According to reports, at least 20 civilians - including a priest - were killed and more than 90 injured following fresh sectarian violence which targeted places of worship yesterday (1 May) in the capital Bangui.
According to information collected by Amnesty, the violence erupted after security forces attempted to arrest a member of an armed ‘self-defence’ group in the majority Muslim neighborhood of PK5, which since yesterday has been shut down.
Members of the armed ‘self-defence’ group opened fire on security forces in an attempt to prevent the arrest. The situation escalated quickly and members of the group targeted civilians during a mass at the Notre-Dame de Fatima church in Bangui.

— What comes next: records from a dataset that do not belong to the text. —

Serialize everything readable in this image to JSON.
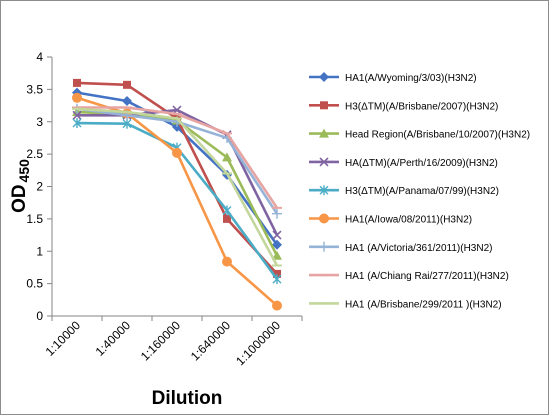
{
  "chart_data": {
    "type": "line",
    "xlabel": "Dilution",
    "ylabel_main": "OD",
    "ylabel_sub": "450",
    "ylim": [
      0,
      4
    ],
    "yticks": [
      "0",
      "0.5",
      "1",
      "1.5",
      "2",
      "2.5",
      "3",
      "3.5",
      "4"
    ],
    "categories": [
      "1:10000",
      "1:40000",
      "1:160000",
      "1:640000",
      "1:1000000"
    ],
    "grid": false,
    "legend_position": "right",
    "series": [
      {
        "name": "HA1(A/Wyoming/3/03)(H3N2)",
        "color": "#4472C4",
        "marker": "diamond",
        "values": [
          3.45,
          3.32,
          2.92,
          2.18,
          1.1
        ]
      },
      {
        "name": "H3(ΔTM)(A/Brisbane/2007)(H3N2)",
        "color": "#C0504D",
        "marker": "square",
        "values": [
          3.6,
          3.57,
          3.05,
          1.5,
          0.65
        ]
      },
      {
        "name": "Head Region(A/Brisbane/10/2007)(H3N2)",
        "color": "#9BBB59",
        "marker": "triangle",
        "values": [
          3.15,
          3.12,
          3.02,
          2.45,
          0.93
        ]
      },
      {
        "name": "HA(ΔTM)(A/Perth/16/2009)(H3N2)",
        "color": "#8064A2",
        "marker": "x",
        "values": [
          3.1,
          3.1,
          3.18,
          2.8,
          1.25
        ]
      },
      {
        "name": "H3(ΔTM)(A/Panama/07/99)(H3N2)",
        "color": "#4BACC6",
        "marker": "star",
        "values": [
          2.98,
          2.97,
          2.6,
          1.63,
          0.57
        ]
      },
      {
        "name": "HA1(A/Iowa/08/2011)(H3N2)",
        "color": "#F79646",
        "marker": "circle",
        "values": [
          3.37,
          3.13,
          2.52,
          0.84,
          0.16
        ]
      },
      {
        "name": "HA1 (A/Victoria/361/2011)(H3N2)",
        "color": "#95B3D7",
        "marker": "plus",
        "values": [
          3.2,
          3.1,
          3.0,
          2.75,
          1.58
        ]
      },
      {
        "name": "HA1 (A/Chiang Rai/277/2011)(H3N2)",
        "color": "#E6A4A2",
        "marker": "dash",
        "values": [
          3.22,
          3.22,
          3.12,
          2.82,
          1.67
        ]
      },
      {
        "name": "HA1 (A/Brisbane/299/2011 )(H3N2)",
        "color": "#C3D69B",
        "marker": "dash",
        "values": [
          3.2,
          3.15,
          3.05,
          2.2,
          0.78
        ]
      }
    ]
  }
}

According to reports, at least two Muslims civilians were burnt to death in reprisal attacks on the same day.
A 46-year-old woman who was in the church yesterday told Amnesty:
“We were in the middle of the mass around 11am when we heard gunshots. At first, it was weak, and little by little it got worse. There were even sounds of grenades. We were attacked. Just in front of me, a boy and a girl fell dead. A girl behind me had her right eye injured. We fled to the Presbytery of the Abbes. There were dead bodies everywhere… There were many people injured and bleeding on the ground. Boys from the neighborhood pierced the wall behind the church and we escaped from there. We saw many young boys coming from PK5 with weapons... We ran into the neighborhood and we took the bike to go home.”
Another witness said:
“…We heard gunshots. We were helpless. There were some [Central African Armed Forces] FACA who prevented the attackers from entering the parish. If they had entered, we would all be dead.

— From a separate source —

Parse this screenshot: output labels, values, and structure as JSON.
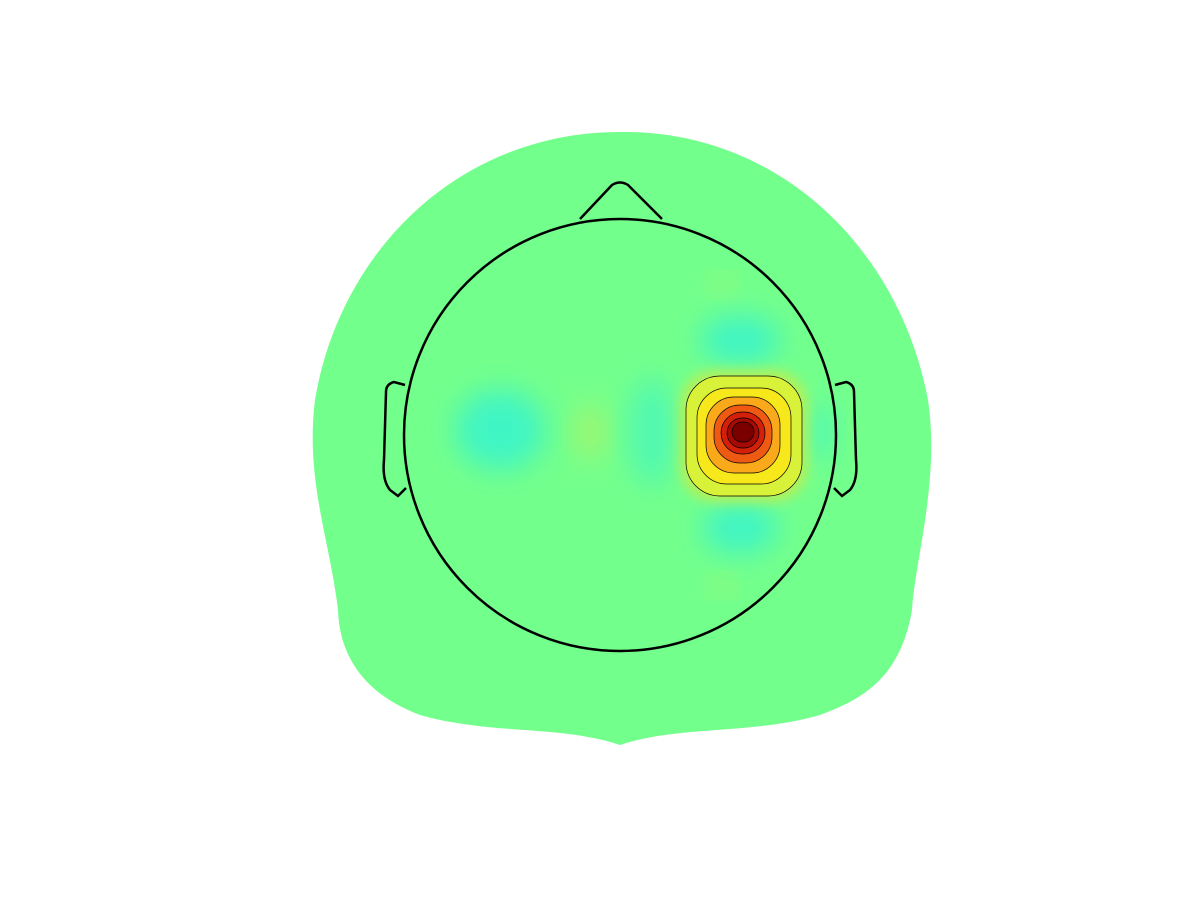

“Abbot Toungoumalé Baba was killed. Abbot Lazare was shot and wounded. The priests did their best calling for help but none came. There was no escape route. UN peacekeepers came two hours later, surrounded the parish, and we were able to escape. The good people in the neighbourhood made a hole in the wall. This is where we escaped from. There was blood everywhere. It was serious. People say 16 people died but I believe there are more than 16 dead. I saw so many people on the ground when we were fleeing.”
A PK5 inhabitant told Amnesty: “Everyone stays at home. If you go out, to the other side, you will be killed.”

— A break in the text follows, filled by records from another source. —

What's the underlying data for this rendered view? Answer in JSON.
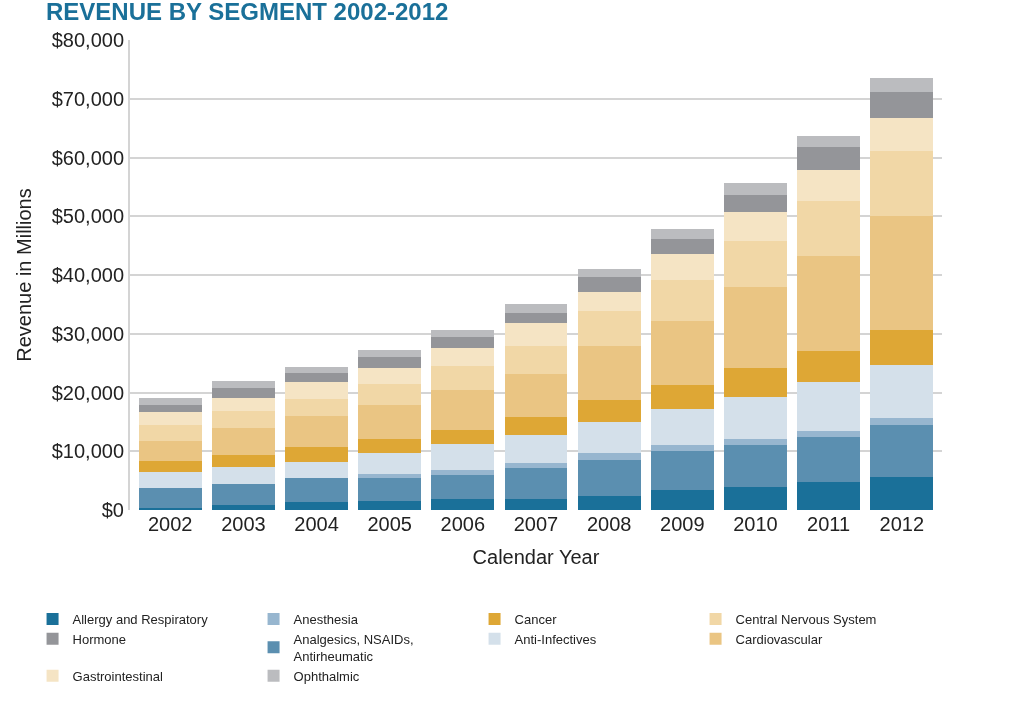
{
  "chart_data": {
    "type": "bar",
    "stacked": true,
    "title": "REVENUE BY SEGMENT 2002-2012",
    "xlabel": "Calendar Year",
    "ylabel": "Revenue in Millions",
    "categories": [
      "2002",
      "2003",
      "2004",
      "2005",
      "2006",
      "2007",
      "2008",
      "2009",
      "2010",
      "2011",
      "2012"
    ],
    "ylim": [
      0,
      80000
    ],
    "yticks": [
      {
        "value": 0,
        "label": "$0"
      },
      {
        "value": 10000,
        "label": "$10,000"
      },
      {
        "value": 20000,
        "label": "$20,000"
      },
      {
        "value": 30000,
        "label": "$30,000"
      },
      {
        "value": 40000,
        "label": "$40,000"
      },
      {
        "value": 50000,
        "label": "$50,000"
      },
      {
        "value": 60000,
        "label": "$60,000"
      },
      {
        "value": 70000,
        "label": "$70,000"
      },
      {
        "value": 80000,
        "label": "$80,000"
      }
    ],
    "grid": "y",
    "legend": "bottom",
    "series": [
      {
        "name": "Allergy and Respiratory",
        "color": "#1a7099",
        "values": [
          300,
          900,
          1300,
          1500,
          1900,
          1900,
          2400,
          3400,
          4000,
          4800,
          5600
        ]
      },
      {
        "name": "Analgesics, NSAIDs, Antirheumatic",
        "color": "#5b8fb0",
        "values": [
          3500,
          3500,
          4100,
          3900,
          4100,
          5300,
          6100,
          6700,
          7100,
          7600,
          8800
        ]
      },
      {
        "name": "Anesthesia",
        "color": "#97b6cf",
        "values": [
          0,
          0,
          0,
          800,
          800,
          800,
          1200,
          1000,
          1000,
          1000,
          1200
        ]
      },
      {
        "name": "Anti-Infectives",
        "color": "#d4e0ea",
        "values": [
          2700,
          2900,
          2700,
          3500,
          4500,
          4700,
          5300,
          6100,
          7100,
          8400,
          9000
        ]
      },
      {
        "name": "Cancer",
        "color": "#dea735",
        "values": [
          1800,
          2000,
          2600,
          2400,
          2400,
          3100,
          3700,
          4100,
          4900,
          5300,
          6100
        ]
      },
      {
        "name": "Cardiovascular",
        "color": "#eac583",
        "values": [
          3500,
          4700,
          5300,
          5700,
          6700,
          7400,
          9200,
          10800,
          13900,
          16100,
          19400
        ]
      },
      {
        "name": "Central Nervous System",
        "color": "#f1d7a6",
        "values": [
          2700,
          2900,
          2900,
          3700,
          4100,
          4700,
          5900,
          7100,
          7800,
          9400,
          11000
        ]
      },
      {
        "name": "Gastrointestinal",
        "color": "#f5e4c4",
        "values": [
          2200,
          2200,
          2900,
          2700,
          3100,
          3900,
          3300,
          4300,
          4900,
          5300,
          5700
        ]
      },
      {
        "name": "Hormone",
        "color": "#949599",
        "values": [
          1200,
          1600,
          1600,
          1800,
          1800,
          1800,
          2600,
          2700,
          2900,
          3900,
          4300
        ]
      },
      {
        "name": "Ophthalmic",
        "color": "#bbbcbf",
        "values": [
          1200,
          1200,
          1000,
          1200,
          1200,
          1400,
          1400,
          1600,
          2000,
          1800,
          2400
        ]
      }
    ]
  }
}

Another woman leader from PK5 added: ‘All this is so sad. It’s been like three weeks now that peace returned. We leaders have been raising awareness. Now we are discouraged.”
There has been an increase in violence in CAR in the last month with attacks on the village of Tagbara, which hosts a United Nations Multidimensional Integrated Stabilisation Mission in the Central African Republic (MINUSCA) temporary base. On 3 April, 11 UN peacekeepers were wounded and more than 22 anti-Balaka armed group members were killed.
Balkissa Ide Siddo, Amnesty International’s Central Africa researcher, said:
“In a country where the images from months of horrific violence are still fresh in the memories of people, these renewed tensions could stoke more attacks and bloodshed if those responsible are not stopped once for all.
“The Central African authorities and UN forces must send an immediate and clear message to all armed groups and their allies in CAR that no attack against civilians will be tolerated, and all those suspected of committing war crimes and other serious human rights violations and abuses will be brought to justice.
“The international community should remain committed, as new names are added to the already long list of victims of violence in the country.”
Since December 2013, the conflict in CAR has killed thousands of people, displaced hundreds of thousands more, and destroyed countless villages.
The deployment of the MINUSCA on 15 September 2014, raised hopes for positive change. Yet despite the presence of UN forces, armed groups are carrying out a range of abuses. Reports of sexual exploitation and abuses by UN peacekeeping troops have also been reported.
Amnesty last year launched the campaign Justice Now! Towards lasting peace in CAR calling on the authorities to commit to a tougher stance against impunity by holding those responsible for serious crimes to account.